Waste-to-energy incineration is an effective and sustainable solution to reduce produced waste and simultaneously generates electricity utilizing thermal energy. The waste-to-electrical efficiency of conventional incineration plants is limited to 20–25% due to the higher amount of moisture content in the feedstock and flue gas heat losses. In addition, tubes of the incineration boiler are subjected to corrosion problems at elevated temperatures. In the present research, a parabolic trough solar-integrated municipal solid waste power plant is proposed and thermodynamically evaluated for different useful outputs. The solar energy is harvested through parabolic trough collectors to reheat the working fluid of the incineration plant to increase the steam temperature before it is fed to the low-pressure turbine. Meanwhile, a single-effect absorption chiller is integrated to utilize the thermal energy of the trough collectors for cooling purposes. In addition, the thermal energy of flue gas is used to power an organic Rankine cycle that further drives a proton exchange membrane and reverse osmosis desalination unit for hydrogen and freshwater production, respectively. In this way, the steam temperature for reheating the low-pressure turbine is increased to further improve the performance of the proposed solar-integrated waste-to-energy plant without causing any corrosion problems to the incineration boiler.
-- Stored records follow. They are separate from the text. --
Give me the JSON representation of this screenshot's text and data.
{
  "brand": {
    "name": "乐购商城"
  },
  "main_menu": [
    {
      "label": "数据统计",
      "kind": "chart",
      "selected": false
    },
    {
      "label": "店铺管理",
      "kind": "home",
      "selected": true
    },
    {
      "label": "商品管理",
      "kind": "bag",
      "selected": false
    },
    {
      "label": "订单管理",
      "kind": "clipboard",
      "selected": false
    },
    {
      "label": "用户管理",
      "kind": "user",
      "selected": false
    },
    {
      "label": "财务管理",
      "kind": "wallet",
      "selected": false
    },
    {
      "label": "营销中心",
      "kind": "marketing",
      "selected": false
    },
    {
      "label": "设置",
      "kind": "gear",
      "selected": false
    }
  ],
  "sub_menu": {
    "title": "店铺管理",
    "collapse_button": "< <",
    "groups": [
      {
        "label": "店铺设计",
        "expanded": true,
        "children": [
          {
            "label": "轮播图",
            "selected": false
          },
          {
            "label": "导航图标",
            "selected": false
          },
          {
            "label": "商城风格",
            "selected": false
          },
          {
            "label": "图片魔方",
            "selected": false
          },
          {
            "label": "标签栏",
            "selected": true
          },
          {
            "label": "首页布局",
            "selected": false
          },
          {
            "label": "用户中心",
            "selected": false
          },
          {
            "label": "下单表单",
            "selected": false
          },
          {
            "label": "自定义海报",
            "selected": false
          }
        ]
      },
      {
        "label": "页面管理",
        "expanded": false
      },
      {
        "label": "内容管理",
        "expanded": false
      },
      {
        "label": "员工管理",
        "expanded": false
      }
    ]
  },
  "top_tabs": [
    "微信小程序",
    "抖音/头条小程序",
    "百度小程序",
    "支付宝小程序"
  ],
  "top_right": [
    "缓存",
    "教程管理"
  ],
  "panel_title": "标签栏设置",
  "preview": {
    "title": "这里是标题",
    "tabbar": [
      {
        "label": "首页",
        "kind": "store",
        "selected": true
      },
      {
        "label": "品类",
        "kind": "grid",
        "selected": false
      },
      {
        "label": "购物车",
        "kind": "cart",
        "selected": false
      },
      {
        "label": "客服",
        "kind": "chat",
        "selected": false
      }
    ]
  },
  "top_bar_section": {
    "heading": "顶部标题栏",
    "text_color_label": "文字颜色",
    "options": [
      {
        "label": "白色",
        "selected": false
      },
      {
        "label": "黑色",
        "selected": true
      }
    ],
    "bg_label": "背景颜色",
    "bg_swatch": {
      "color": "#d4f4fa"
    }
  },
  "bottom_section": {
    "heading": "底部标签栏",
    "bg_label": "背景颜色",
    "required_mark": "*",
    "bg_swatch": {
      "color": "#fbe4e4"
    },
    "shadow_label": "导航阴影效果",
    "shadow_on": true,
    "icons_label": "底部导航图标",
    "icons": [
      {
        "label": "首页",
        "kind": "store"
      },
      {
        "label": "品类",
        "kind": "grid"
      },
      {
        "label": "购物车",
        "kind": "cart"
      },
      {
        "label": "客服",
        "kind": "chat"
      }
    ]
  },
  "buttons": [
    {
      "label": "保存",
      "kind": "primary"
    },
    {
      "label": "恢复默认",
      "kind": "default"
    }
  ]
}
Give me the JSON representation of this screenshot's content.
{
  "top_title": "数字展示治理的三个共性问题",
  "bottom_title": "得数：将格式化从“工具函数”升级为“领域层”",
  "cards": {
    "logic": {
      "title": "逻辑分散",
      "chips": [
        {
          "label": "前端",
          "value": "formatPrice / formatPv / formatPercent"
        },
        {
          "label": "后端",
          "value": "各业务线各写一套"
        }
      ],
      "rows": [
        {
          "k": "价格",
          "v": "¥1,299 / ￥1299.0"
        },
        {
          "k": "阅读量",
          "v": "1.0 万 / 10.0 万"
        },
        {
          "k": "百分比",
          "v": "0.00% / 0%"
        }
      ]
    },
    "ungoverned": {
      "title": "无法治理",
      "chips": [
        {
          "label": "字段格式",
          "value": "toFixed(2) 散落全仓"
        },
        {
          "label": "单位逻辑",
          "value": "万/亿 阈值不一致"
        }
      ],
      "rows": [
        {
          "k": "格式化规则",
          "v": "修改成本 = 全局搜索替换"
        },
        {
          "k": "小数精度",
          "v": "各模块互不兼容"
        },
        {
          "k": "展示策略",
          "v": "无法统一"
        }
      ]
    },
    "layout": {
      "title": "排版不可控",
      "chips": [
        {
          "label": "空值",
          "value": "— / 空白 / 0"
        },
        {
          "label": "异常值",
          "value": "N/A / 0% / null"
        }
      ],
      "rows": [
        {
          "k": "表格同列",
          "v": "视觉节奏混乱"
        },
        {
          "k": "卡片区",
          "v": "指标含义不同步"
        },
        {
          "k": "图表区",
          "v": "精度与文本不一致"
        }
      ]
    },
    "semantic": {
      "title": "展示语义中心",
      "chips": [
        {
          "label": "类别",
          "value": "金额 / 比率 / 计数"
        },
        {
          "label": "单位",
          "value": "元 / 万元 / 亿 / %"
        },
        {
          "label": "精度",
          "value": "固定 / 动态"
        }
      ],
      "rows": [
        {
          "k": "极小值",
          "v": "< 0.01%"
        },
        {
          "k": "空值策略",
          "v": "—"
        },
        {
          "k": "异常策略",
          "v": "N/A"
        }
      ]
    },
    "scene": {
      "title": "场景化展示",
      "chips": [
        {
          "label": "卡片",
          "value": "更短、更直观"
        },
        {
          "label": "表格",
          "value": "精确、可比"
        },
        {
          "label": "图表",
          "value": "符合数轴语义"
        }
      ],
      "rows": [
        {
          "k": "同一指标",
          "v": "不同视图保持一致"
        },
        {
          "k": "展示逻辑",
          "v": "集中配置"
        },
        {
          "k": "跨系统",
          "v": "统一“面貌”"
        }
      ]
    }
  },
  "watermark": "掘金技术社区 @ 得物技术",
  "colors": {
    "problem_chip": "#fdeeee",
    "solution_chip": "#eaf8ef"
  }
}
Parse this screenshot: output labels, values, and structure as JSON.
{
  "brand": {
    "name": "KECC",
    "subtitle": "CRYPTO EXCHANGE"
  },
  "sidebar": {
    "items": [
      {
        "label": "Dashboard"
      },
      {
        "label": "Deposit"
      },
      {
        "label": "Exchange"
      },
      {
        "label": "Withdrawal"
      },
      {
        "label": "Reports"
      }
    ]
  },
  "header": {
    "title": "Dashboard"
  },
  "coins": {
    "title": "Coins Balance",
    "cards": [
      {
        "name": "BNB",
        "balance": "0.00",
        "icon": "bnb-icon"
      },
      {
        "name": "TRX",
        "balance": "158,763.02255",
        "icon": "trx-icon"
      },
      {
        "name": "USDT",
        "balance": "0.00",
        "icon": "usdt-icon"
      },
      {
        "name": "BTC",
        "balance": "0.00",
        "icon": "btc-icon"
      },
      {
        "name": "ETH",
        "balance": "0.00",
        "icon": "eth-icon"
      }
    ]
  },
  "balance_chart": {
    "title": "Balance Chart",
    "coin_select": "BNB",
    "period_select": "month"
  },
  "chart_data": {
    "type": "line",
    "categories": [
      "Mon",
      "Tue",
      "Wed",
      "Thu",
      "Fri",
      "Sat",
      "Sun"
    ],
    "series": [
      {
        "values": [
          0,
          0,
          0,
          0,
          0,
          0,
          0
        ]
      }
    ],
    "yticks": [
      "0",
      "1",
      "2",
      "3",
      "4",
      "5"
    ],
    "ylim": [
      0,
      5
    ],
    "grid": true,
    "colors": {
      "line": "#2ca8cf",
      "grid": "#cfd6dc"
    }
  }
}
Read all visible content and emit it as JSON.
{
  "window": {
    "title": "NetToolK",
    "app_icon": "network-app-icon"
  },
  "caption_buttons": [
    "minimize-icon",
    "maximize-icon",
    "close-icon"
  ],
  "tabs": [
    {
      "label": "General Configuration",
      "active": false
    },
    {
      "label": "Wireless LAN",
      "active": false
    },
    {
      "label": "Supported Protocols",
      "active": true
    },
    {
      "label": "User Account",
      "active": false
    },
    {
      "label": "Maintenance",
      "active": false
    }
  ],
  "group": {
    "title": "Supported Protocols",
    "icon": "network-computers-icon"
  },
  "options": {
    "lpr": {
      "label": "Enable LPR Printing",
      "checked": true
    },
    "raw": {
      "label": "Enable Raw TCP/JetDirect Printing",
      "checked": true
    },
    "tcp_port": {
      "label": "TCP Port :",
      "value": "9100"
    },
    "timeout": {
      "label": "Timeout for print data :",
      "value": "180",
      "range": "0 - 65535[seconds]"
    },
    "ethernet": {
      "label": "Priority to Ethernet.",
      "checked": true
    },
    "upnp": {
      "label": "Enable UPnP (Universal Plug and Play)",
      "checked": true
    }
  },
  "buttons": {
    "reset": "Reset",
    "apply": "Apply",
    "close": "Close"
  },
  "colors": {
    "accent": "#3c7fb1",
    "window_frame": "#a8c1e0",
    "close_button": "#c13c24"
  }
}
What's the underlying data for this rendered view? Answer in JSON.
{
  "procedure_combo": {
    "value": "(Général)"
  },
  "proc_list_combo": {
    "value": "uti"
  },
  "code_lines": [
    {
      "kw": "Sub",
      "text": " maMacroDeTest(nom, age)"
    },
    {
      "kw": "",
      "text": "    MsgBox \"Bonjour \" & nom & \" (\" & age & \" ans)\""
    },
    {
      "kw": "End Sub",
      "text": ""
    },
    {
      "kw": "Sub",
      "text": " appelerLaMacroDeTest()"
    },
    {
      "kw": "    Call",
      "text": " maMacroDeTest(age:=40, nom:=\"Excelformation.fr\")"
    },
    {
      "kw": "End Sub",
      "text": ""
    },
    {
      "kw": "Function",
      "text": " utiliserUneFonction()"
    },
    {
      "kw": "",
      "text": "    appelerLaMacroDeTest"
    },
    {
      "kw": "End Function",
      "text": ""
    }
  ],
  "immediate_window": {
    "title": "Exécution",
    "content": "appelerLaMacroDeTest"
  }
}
The integrated facility is thermodynamically analyzed based on a 560-tons/day incineration plant using the engineering equation solver (EES) software. The results indicate that the overall energy and exergy efficiencies of the proposed plant are 32.51% and 23.7%, respectively, while the coefficient of performance of the absorption chiller is 0.849. Moreover, it is concluded that the produced desalinated water and hydrogen rates are 23.96 kg/s and 0.000857 kg/s, respectively.